The Guantanamo conundrum is one that is not easily solvable.  Initiated under a false pretext, a constructed one if you will, during the Bush era to detain indefinitely terrorists for whom culpability could not be easily ascertained in a regular court of law, or to keep secrecy at a maximum, even at the cost of running afoul of the law, the Guantanamo prison posed an unprecedented challenge to the Obama presidency.

In order to close Guantanamo there could only be the adoption of one of two lines of action: the first, to release all prisoners to their original country and lose whatever alleged benefit their possible confessions could entail, which 12 years on beggars belief, since almost any of their possible information is completely outdated, and two, somehow return the prisoner to a federal court for a proper trial.  But the issue with the second solution is that the federal trial would immediately become null if there was not enough valid proof of their culpability or two, and even more important, if the imprisonment and the information extorted from the prisoner were unlawfully obtained.

Having said that, the Obama administration has been quietly repatriating a few of the prisoners, steadily reducing the number to the almost half of the prison population in the detention center it is now.  

This move however, reiterates Obama's need to find a permanent solution to the Guantanamo problem. 

One of the things that allows Obama to repatriate Guantanamo detainees is the detainee's own country's willingness to continue detention upon his release.  Such 'repatriations' are essential in the closing process.  But are these prisoners better off in their home country?  If the detainees are to be sent back to repressive regimes, such as Syria or Egypt, for example, they face the possibility of much greater hardship and torture than they would if they were kept in Guantanamo.  The point then becomes, how long should these people be imprisoned without proper legal recourse?  Even the hardest criminal does have a set term, and can shorten it under mitigating circumstances.

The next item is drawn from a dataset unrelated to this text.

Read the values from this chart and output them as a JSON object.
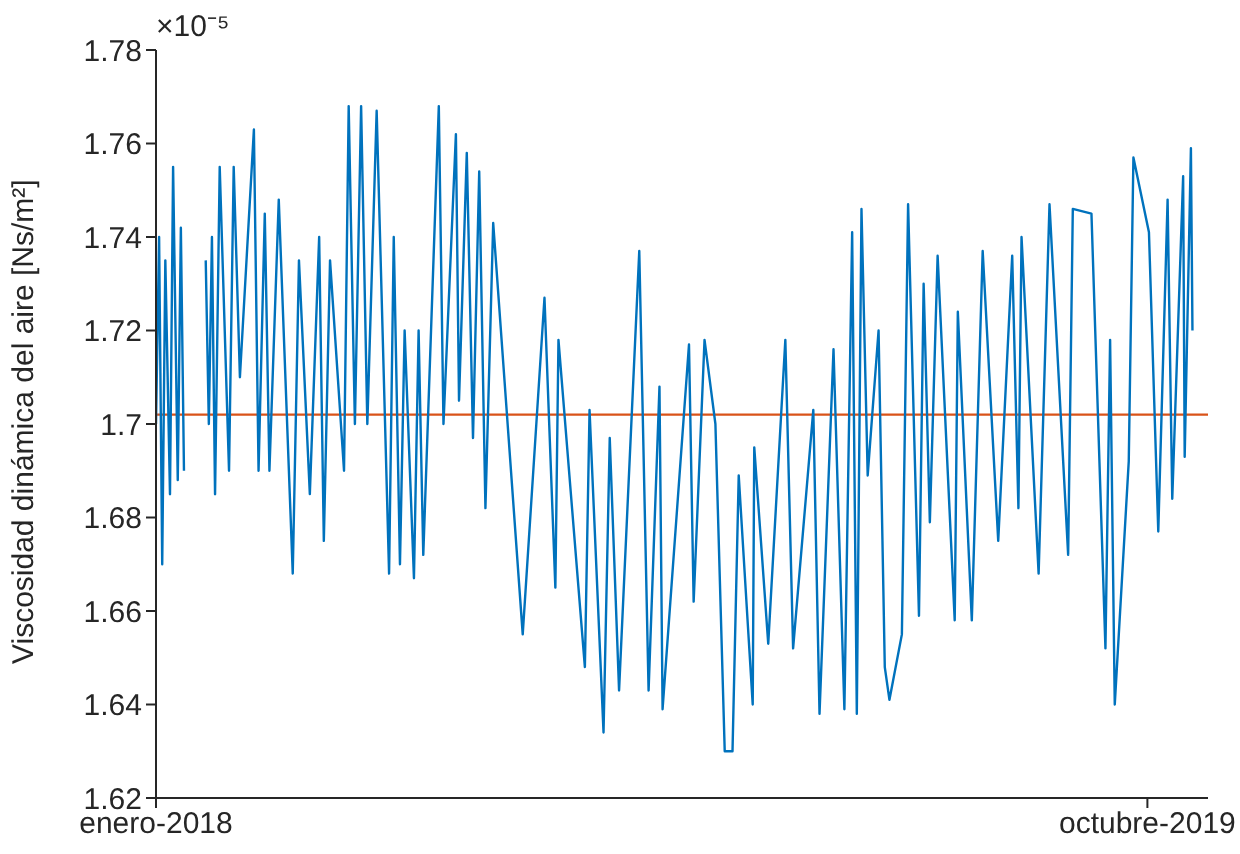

But the Guantanamo prisoners cannot avail themselves of such specific imprisonment terms.  It becomes then a supercomplication, one that has gears within gears, all seemingly moving in different directions.  If the person is repatriated and asked to be detained after his release, when does that person become free again, and how does he prove his innocence, or ,at minimum, the extent of his culpability?

To remedy the mistake of others is also admitting to the mistakes of others.  More importantly, when it comes to Guantanamo, is that the mistakes of a prior administration and the construct used to take such action, can ricochet onto the current administration. We are just as culpable for keeping Guantanamo open, as we are of the continued detainment of Guantanamo detainees after their release.